InchDairnie Distillery has started production of a pot still-style whisky which it believes to be the first of its kind made in Scotland this century.
The Fife distillery – which released its first whisky, the lauded RyeLaw, in April – has started production of a 'Scottish pot still' spirit which will eventually be released as part of its experimental PrinLaws Collection.
The distillery team have taken their lead from the legally defined Irish style of pot still whisky, as set out in the 2014 Irish Whiskey technical file (which states that the mash bill must contain at least 30 per cent each of malted barley and unmalted barley with no more than five per cent of non-barley cereals, such as oats and maize).

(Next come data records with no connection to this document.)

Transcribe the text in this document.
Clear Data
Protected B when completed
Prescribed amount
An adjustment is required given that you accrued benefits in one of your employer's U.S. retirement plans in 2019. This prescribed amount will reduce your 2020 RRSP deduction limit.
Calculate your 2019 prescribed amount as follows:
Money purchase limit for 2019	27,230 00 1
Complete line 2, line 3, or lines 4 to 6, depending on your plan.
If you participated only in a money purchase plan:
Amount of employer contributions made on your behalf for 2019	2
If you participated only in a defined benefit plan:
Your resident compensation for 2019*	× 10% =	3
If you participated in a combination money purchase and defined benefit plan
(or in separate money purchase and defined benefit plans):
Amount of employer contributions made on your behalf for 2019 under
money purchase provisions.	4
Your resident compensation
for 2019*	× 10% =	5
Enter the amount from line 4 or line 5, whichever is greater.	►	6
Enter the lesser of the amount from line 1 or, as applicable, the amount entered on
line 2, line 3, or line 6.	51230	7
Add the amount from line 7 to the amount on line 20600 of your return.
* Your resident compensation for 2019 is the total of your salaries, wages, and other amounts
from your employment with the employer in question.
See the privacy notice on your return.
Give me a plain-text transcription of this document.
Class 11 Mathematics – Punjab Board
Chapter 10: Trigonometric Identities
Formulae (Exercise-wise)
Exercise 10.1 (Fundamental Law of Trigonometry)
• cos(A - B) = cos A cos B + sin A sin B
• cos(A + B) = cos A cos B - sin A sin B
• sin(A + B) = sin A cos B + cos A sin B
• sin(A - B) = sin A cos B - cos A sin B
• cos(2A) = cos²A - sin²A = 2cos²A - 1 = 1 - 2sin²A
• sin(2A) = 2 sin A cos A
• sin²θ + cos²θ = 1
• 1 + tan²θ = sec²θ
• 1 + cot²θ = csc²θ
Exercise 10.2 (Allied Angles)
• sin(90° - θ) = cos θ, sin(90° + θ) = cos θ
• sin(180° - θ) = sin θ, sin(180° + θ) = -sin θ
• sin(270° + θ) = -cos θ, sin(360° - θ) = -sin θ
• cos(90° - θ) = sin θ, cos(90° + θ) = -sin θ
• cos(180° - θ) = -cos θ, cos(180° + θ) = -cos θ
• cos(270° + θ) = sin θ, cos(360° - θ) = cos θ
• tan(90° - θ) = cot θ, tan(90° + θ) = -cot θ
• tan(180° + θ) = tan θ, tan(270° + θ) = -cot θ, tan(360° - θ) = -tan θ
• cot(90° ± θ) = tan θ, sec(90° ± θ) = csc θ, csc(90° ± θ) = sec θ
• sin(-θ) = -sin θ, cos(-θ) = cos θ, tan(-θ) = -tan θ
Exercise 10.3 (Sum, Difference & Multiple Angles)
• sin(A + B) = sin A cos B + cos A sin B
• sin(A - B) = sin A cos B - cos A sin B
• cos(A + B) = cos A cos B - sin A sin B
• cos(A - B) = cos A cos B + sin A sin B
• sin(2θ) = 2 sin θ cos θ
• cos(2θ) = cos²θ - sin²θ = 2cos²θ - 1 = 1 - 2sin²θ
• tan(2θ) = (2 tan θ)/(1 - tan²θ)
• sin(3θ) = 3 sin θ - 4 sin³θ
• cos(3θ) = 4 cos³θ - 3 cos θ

InchDairnie's 'pot still whisky' mash bill comprises 60 per cent malt (a variety sourced from Canada with high diastic power, which aids the conversion of starch to sugar) with 35 per cent unmalted barley and five per cent malted rye, both from Scotland's Balgonie Estates. The resulting wash was double distilled and filled into first-fill bourbon barrels.
InchDairnie founder Ian Palmer said: “While this style of whisky was once commonly produced in Scotland centuries ago, it has fallen out of favour in recent times, which is a real shame as there are some fascinating flavour characteristics to come from working with malted and unmalted grains of various types. We’ve bridged the traditions between Scotch and Irish whisky to create a truly innovative whisky that I’m sure will delight drinkers in the years to come.”
Distillery manager Scott Sneddon added: “Our three Ms philosophy – materials, method and maturation – is deeply rooted in this latest experimentation. We’ve kept to a double distillation as is tradition in Scotland, and we can’t use enzymes to improve sugar conversion, unlike in Ireland. While we need to wait for the results of years of maturation in our ex-bourbon casks, we anticipate a more complex, spicy oily whisky than what you’d expect in an Irish pot still whiskey.”
This 2023 PrinLaws Collection project follows experimental distillations of wheated whisky (2022) and a sour mash bill (2021).